"Oh," she whispered, "I couldn't do that."

"That's the best way," he said kindly. "Andy has all the finer instincts. But he has a lot of inhibitions you don't know anything about. I don't think you really understand class feeling, Isabel. You seem to be free of it altogether. But it exists. Believe me, I speak both from experience and observation. It is next to impossible to build a bridge across a definite social gulf. You have to jump it—from one side or the other. People are apt to deny this in a supposedly democratic country. But it's truer than they think. You put Andy in dress clothes and turn him loose in your own crowd, and he'd get by with very little coaching. But he wouldn't stick. He'd say it was shoddy. Which you and I and Mary are agreed it is. But in contact with intellect, art, real achievement in the best sense, Andy not only asserts his equality, but would get a glow of enjoyment out of the association. Andy Hall's character is sterling, and that's above any class distinction. If Andy really cares for you, Isabel, I'd say you were justified in going to extremes to let him know where you stand."
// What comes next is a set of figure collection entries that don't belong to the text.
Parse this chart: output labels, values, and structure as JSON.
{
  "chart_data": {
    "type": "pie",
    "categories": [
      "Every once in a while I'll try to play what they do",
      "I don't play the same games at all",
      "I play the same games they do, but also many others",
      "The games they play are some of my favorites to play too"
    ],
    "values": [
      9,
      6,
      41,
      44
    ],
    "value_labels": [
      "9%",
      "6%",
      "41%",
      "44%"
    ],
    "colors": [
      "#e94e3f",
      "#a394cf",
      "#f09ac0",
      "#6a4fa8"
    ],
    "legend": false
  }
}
"I can't go all the way myself," she whispered, and fell silent, staring moodily over the channel waters. Then she got up and went inside.

CHAPTER XXVIII

A day or two later Rod came back to that conversation.

"I keep thinking of Laska," he said to Isabel. "Is she really so soured on things as you declared? Is she deliberately hitting the high spots just for the kick there's in it?"

"I'll tell the listening world she is," Isabel replied.

"I wonder why?" Rod mused. "She's free, young, and well-off. At least, she has all the advantages of wealth."

"Several whys," Isabel answered. "Her mind isn't healthy. It's twisted, or tainted or something. She started out several years ago with a lot of sentimental illusions. Matrimony, as she experienced it, was—well, unsatisfactory. Laska backed the wrong horse in the marriage race, and didn't discover it until too late. You don't mind my saying that Grove was a good deal of a mucker in his private life?"